Even the staunchest minimalist has probably grappled with throwing out a beloved teddy bear, bought the occasional bulk-size pack of Tupperware or let the mail pile up once in a while. But where is the line between clutter bug and hoarder – and how do we keep ourselves from crossing it? http://www.thatforumsite.com/viewtopic.php?f=398&t=4496&p=12589#p12589
According to Elaine Birchall, an Ottawa-based social worker and hoarding expert, there are three factors that must be taken into account when identifying hoarding:
1. Excessive accumulation and a failure to discard proportionately
2. Some or all of the living spaces have started to be taken over
3. There is distress or impairment of function
"If you're a collector or clutterer, there's no proof that you will go on to become a hoarder," says Birchall. "However, I've never worked with a hoarder who hasn't started out as a collector or clutterer."

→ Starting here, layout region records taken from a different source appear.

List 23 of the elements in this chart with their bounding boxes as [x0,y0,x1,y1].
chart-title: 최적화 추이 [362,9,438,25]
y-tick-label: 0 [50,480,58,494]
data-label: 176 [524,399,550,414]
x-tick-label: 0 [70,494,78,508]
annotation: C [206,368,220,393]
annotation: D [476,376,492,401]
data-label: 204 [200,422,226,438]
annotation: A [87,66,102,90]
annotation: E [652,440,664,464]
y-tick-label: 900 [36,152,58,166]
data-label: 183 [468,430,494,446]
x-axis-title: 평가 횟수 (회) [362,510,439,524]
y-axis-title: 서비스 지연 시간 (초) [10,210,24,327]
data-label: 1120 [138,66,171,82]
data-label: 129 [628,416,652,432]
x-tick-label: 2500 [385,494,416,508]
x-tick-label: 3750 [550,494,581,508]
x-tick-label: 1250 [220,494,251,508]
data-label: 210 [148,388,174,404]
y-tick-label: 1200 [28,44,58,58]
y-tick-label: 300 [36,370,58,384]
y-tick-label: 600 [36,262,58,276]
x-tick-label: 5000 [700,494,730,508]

Both genetics and what's known as a comorbid factor – an additional disorder or condition, such as obsessive-compulsive disorder, personality disorders, addiction or traumatic loss – are known to put people at a higher risk of hoarding. Beyond that, determining whether or not your clutter is becoming an issue requires a bit of inner reflection.
"If you have a compelling need to hold onto something or acquire something, and you really can't have a rational discussion with yourself about why, that is the first warning sign," says Birchall. "And if you find you're in a situation where have to ask yourself – 'Do I have a problem?' – then it's probably a good indication that something is wrong."